Ah, but we are followers of Christ.  We do bear the cross.  Jesus told the disciples not to tell anyone because they hadn’t seen the cross yet.  Peter missed it even when Jesus spoke about it plainly.   We Lift High the Cross of Jesus Christ.  Our Beautiful Savior is the one who showed us who God is by His death on the cross.   We don’t have to look at how the world is treating us to see what God thinks about us.  We haven’t and can’t please God by the things we do, but Jesus did please God once and for all.  That’s the foolishness that is so difficult for us to see and understand.  That God would send His only Son, in the flesh to suffer and die and rise again, for me… for you.  God isn’t pleased with us because of anything we do, but because of what Jesus did.  If we want to see God’s favor we look the cross.  If you want to know about your relationship to God, you don’t look at your “blessings,” instead you look at God’s promises through the cross of Jesus.

So what does the Theology of the Cross look like in your life?  Not like we’d expect.  Not like we want.  Sometimes it looks like suffering.  We get sidetracked from our hopes and dreams by some unforeseen problem.  We have to depend on other people for help.  We have to trust that God knows what He’s doing and put our lives in His hands.  God’s Word points out our sin, and we know we can’t change our lives for the better.  At the foot of Jesus’ cross we drop the burden of it.  Life is hard and we wonder where God is when we need Him.  We cling to God’s promises made by an adoption of water on our head and His Name received upon our forehead and upon our heart.  We drag our sinful nature to the Lord’s Table and God pours forgiveness into us with Jesus’ body and blood.  People want us to tell them about our faith and we don’t talk about our faith, our experiences, or our testimony, instead we tell them about Jesus.  

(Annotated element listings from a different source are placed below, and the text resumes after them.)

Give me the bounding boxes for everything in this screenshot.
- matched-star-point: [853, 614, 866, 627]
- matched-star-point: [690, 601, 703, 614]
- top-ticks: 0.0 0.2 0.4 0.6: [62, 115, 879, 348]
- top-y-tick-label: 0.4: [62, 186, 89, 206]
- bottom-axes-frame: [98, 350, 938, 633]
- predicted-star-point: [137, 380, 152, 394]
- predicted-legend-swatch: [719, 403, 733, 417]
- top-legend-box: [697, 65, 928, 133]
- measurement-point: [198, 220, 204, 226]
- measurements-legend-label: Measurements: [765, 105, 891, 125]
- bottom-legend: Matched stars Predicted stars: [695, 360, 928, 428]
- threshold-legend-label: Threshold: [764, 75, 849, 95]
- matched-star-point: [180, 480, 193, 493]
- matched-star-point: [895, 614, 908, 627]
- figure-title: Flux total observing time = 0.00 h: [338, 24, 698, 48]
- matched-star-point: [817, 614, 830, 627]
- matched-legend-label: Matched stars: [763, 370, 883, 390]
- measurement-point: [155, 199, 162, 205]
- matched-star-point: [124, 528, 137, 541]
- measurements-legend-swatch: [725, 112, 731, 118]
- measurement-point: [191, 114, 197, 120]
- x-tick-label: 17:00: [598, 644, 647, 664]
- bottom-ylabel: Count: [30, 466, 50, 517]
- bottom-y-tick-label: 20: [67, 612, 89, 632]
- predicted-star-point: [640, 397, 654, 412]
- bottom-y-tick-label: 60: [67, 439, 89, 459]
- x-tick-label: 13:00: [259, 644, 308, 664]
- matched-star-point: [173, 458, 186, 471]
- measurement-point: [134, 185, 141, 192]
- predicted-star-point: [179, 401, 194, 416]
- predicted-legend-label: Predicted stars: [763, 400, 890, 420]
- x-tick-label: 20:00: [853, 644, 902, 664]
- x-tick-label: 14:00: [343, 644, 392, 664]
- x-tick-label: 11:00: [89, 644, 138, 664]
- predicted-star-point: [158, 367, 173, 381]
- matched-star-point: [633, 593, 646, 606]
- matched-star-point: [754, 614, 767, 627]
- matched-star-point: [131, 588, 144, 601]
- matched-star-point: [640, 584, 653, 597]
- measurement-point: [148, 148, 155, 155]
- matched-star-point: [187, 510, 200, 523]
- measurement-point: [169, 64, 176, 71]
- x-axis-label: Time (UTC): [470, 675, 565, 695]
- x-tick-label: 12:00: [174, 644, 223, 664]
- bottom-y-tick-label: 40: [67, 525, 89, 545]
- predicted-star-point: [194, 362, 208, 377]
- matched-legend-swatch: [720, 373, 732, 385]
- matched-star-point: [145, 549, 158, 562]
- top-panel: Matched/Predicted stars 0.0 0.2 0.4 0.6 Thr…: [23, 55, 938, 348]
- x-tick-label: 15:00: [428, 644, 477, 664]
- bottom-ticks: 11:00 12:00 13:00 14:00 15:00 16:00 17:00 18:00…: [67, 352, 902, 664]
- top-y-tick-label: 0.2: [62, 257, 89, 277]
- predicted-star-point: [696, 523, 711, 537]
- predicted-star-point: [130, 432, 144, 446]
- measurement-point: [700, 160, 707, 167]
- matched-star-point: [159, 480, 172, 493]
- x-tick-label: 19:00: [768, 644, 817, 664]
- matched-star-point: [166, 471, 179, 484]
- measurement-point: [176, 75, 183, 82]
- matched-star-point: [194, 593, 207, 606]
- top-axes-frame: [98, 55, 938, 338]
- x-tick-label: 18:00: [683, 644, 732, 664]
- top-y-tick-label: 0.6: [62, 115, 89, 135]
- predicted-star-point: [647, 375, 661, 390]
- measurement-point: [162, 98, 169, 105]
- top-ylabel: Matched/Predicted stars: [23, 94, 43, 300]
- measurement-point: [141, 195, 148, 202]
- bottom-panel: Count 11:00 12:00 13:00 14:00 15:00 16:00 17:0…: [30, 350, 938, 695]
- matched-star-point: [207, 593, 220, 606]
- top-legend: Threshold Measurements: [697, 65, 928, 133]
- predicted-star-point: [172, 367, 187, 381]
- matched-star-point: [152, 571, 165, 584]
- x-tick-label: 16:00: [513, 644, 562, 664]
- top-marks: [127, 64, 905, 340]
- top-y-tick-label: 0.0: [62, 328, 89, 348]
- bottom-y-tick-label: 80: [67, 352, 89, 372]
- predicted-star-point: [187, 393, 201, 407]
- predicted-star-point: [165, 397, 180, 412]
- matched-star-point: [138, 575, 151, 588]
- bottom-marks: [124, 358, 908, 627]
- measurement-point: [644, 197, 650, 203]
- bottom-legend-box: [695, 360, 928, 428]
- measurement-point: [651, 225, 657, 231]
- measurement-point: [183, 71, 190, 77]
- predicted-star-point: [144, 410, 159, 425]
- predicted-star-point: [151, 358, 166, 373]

“I believe in Jesus Christ, His only Son our Lord, who was conceived by the Holy Spirit…”

It’s really a matter of getting ourselves out of the picture.  I’ve put on the marquee outside the church, “Cross Centered – Christ Focused.”  That’s who we are as Theologians of the Cross.  Amen.

The peace of God that passes all understanding, keep your hearts and minds in Christ Jesus. Amen.